1. Zeugen der Gegenwart des auferstandenen Christus: das heißt Missionare, Apostel des lebendigen Gottes. Als Vorbild möchte ich euch daher Maria Magdalena vorschlagen, die Apostelin der Apostel, die am Ostermorgen dem auferstandenen Christus begegnet ist und die dann den anderen Jüngern verkündet, dass sie ihn gesehen hat. Sie suchte den toten Jesus und fand ihn lebendig. Und eben darin besteht die frohmachende Botschaft, die sie den anderen überbringt: Christus lebt und hat die Macht, den Tod zu besiegen und uns das ewige Leben zu schenken.
Dabei kommt uns zunächst folgender Gedanke in den Sinn: Die Sehnsucht nach einer Vergangenheit, die reich an Berufungen und großartigen Werken war, halte euch nicht davon ab, das Leben zu sehen, das der Herr auch im gegenwärtigen Moment unter euch hervorbringt. Seid keine Nostalgiker, sondern Männer, die, vom Glauben an den Gott der Geschichte und des Lebens bewegt, auch inmitten der Nacht das Kommen des Morgens ankündigen (vgl.
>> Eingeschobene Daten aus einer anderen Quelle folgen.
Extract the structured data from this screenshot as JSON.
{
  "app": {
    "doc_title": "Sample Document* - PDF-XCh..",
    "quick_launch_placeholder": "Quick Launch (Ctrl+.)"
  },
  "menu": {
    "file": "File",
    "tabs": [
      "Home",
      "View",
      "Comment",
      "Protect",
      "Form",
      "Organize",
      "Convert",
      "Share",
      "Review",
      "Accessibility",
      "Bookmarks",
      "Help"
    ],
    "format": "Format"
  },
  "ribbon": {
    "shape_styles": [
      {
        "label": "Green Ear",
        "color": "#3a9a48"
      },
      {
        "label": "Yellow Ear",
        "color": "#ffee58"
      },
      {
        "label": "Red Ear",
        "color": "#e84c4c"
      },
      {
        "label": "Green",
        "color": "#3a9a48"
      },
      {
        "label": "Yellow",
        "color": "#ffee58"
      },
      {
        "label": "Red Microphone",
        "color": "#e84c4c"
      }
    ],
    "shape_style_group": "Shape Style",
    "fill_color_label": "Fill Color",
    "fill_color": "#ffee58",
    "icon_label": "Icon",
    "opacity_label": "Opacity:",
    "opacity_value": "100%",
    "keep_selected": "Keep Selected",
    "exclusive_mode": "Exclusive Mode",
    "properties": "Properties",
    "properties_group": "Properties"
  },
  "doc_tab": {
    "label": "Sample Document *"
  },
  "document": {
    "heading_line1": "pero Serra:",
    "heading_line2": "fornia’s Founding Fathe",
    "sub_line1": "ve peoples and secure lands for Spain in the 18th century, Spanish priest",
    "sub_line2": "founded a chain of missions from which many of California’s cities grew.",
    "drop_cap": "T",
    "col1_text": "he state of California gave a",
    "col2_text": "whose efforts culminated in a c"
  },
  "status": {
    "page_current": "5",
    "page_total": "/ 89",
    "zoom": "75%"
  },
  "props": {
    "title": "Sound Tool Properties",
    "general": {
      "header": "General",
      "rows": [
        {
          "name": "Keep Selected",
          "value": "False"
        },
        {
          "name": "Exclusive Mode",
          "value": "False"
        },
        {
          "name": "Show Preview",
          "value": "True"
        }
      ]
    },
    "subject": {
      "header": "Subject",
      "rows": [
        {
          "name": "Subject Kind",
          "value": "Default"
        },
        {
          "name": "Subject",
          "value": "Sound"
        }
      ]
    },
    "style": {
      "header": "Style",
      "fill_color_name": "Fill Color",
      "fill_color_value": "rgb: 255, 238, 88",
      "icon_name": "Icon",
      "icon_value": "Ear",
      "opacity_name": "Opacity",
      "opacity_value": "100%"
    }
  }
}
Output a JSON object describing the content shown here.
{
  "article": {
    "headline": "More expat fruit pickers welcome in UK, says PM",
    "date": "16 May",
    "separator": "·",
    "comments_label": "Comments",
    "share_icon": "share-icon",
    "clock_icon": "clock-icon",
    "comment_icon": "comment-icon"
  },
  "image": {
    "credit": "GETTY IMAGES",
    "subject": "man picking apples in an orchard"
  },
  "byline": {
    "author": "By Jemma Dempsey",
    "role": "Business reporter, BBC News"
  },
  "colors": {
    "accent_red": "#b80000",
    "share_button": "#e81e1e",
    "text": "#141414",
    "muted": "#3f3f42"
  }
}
Jes 21,11-12).
Kontemplative Männer, die den Blick des Herzens fest auf den Herrn richten und dabei das zu sehen vermögen, was andere Menschen nicht sehen, weil sie von den Sorgen dieser Welt gefangen sind; Männer, die mit dem vom Heiligen Geist kommenden Mut zu verkünden wissen, dass Christus lebt und dass er der Herr ist.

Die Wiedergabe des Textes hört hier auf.